Valutazione della modifica del segnale unipolare: ogni erogazione di radiofrequenza (RF) è stata eseguita con una forza minima di 10 g, attraverso l'intera applicazione RF ed è durata 10 secondi dopo l'elettrogramma atriale unipolare, registrato dal catetere di ablazione, che ha sempre dimostrato positivo-negativo morfologia prima dell'ablazione, è diventato un segnale positivo completo (eccetto sulla parete LA posteriore dove sono stati aggiunti solo 5 secondi supplementari). Durante le singole applicazioni RF, la modifica dell'elettrogramma atriale unipolare è stata monitorata in tempo reale con il sistema Carto™ a una velocità di scansione di 200 mm/s.
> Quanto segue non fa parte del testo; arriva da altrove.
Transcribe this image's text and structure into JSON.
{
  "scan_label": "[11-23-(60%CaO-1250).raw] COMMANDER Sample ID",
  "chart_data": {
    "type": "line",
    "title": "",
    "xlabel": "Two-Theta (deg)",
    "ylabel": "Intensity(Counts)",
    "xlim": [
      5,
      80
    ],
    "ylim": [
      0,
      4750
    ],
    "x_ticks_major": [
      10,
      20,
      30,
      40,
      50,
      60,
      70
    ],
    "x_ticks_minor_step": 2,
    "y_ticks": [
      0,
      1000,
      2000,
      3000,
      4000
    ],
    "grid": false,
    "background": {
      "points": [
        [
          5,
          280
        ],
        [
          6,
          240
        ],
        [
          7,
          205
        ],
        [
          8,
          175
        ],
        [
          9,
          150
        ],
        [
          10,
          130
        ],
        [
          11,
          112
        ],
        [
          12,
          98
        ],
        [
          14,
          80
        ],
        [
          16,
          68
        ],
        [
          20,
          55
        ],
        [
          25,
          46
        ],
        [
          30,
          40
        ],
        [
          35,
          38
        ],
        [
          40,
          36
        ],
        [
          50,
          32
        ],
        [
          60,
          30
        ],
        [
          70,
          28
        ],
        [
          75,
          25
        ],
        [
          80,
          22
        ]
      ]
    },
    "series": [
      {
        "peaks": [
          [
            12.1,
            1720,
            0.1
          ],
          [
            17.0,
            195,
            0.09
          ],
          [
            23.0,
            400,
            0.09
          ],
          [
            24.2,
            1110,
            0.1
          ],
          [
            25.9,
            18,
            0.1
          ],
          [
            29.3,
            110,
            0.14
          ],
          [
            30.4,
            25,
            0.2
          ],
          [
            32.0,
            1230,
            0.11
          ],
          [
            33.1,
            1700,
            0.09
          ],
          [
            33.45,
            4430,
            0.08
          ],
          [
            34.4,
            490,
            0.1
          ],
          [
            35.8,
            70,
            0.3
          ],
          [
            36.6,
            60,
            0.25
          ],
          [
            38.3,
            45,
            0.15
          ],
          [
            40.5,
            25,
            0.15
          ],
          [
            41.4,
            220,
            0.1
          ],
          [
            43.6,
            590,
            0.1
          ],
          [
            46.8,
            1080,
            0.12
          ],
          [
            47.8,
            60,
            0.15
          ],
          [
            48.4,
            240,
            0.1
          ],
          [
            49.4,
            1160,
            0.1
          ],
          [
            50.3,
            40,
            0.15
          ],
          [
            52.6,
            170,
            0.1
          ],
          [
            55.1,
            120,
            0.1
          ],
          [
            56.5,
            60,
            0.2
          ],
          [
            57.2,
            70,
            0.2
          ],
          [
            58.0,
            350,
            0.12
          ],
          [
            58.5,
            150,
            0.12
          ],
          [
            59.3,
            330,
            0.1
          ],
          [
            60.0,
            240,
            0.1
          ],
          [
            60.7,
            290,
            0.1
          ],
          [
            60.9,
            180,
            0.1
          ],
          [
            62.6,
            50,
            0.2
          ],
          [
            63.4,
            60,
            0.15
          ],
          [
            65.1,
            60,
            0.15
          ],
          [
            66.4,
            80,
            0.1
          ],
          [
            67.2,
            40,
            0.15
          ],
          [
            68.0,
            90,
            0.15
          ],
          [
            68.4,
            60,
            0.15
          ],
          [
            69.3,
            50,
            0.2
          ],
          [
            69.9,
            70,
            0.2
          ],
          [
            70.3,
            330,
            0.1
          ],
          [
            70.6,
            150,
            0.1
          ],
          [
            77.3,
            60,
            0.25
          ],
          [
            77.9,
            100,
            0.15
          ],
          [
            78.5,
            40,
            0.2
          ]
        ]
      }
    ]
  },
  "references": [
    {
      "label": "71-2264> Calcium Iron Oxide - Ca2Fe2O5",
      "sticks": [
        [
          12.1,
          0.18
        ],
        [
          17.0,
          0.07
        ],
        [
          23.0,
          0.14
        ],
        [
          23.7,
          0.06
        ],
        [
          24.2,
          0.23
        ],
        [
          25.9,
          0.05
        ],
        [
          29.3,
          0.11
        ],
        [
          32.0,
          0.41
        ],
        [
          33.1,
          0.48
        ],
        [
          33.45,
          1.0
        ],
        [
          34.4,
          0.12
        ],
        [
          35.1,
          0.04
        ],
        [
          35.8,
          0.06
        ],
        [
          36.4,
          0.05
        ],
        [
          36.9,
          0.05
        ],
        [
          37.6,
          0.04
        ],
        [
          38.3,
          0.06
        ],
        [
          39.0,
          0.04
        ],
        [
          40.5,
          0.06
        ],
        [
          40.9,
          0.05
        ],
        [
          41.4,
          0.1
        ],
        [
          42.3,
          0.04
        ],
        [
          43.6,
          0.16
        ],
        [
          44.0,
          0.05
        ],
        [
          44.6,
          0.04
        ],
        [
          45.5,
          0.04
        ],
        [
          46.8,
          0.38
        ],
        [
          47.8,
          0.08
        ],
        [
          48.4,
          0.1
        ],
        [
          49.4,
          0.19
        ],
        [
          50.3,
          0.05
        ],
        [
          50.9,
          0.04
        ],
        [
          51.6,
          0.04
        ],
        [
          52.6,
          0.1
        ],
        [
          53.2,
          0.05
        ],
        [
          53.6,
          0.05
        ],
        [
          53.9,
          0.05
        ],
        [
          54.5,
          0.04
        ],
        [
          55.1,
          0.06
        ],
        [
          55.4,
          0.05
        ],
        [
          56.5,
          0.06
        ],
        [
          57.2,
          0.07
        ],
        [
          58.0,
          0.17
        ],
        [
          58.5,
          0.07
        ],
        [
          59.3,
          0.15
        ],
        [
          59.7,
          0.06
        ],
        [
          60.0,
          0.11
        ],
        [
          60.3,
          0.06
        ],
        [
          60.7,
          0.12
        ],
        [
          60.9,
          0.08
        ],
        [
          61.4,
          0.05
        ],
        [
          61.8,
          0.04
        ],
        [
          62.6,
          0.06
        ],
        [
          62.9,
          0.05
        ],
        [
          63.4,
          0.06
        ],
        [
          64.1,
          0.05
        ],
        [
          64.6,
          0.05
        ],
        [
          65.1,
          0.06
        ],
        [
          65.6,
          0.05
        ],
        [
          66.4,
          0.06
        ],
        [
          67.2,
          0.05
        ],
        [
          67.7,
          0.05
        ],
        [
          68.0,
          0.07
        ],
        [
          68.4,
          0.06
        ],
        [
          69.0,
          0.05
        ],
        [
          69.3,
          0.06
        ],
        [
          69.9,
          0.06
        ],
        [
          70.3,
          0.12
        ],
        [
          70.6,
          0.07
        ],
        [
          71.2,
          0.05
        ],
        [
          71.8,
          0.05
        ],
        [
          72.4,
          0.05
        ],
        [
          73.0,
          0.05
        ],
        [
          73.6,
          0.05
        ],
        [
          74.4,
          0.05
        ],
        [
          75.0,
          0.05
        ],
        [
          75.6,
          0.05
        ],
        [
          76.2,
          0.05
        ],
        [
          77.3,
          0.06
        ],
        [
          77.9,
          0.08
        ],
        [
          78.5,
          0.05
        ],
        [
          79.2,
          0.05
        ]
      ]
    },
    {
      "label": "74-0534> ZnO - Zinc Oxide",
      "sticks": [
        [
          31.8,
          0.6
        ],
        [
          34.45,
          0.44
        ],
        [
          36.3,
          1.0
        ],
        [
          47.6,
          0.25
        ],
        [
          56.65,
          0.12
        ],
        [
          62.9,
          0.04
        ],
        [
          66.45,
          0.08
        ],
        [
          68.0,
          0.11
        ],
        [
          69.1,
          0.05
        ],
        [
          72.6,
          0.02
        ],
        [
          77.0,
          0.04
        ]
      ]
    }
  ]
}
Il segnale di annotazione di riferimento è stato registrato dal segnale bipolare degli elettrodi 1-2 o 3-4 del catetere esapolare 6F non deflessibile, a seconda che quest'ultimo fosse posizionato nel CS o all'alto RA. Il segnale unipolare è stato registrato dall'elettrodo distale da 3,5 mm del catetere per ablazione ed è stato filtrato sul sistema Carto™ con un [0,5-120] Filtro passa-banda Hz e visualizzato nel visualizzatore di annotazioni Carto™. L'elettrodo indifferente è stato utilizzato come catodo e si trovava a livello della vena cava inferiore.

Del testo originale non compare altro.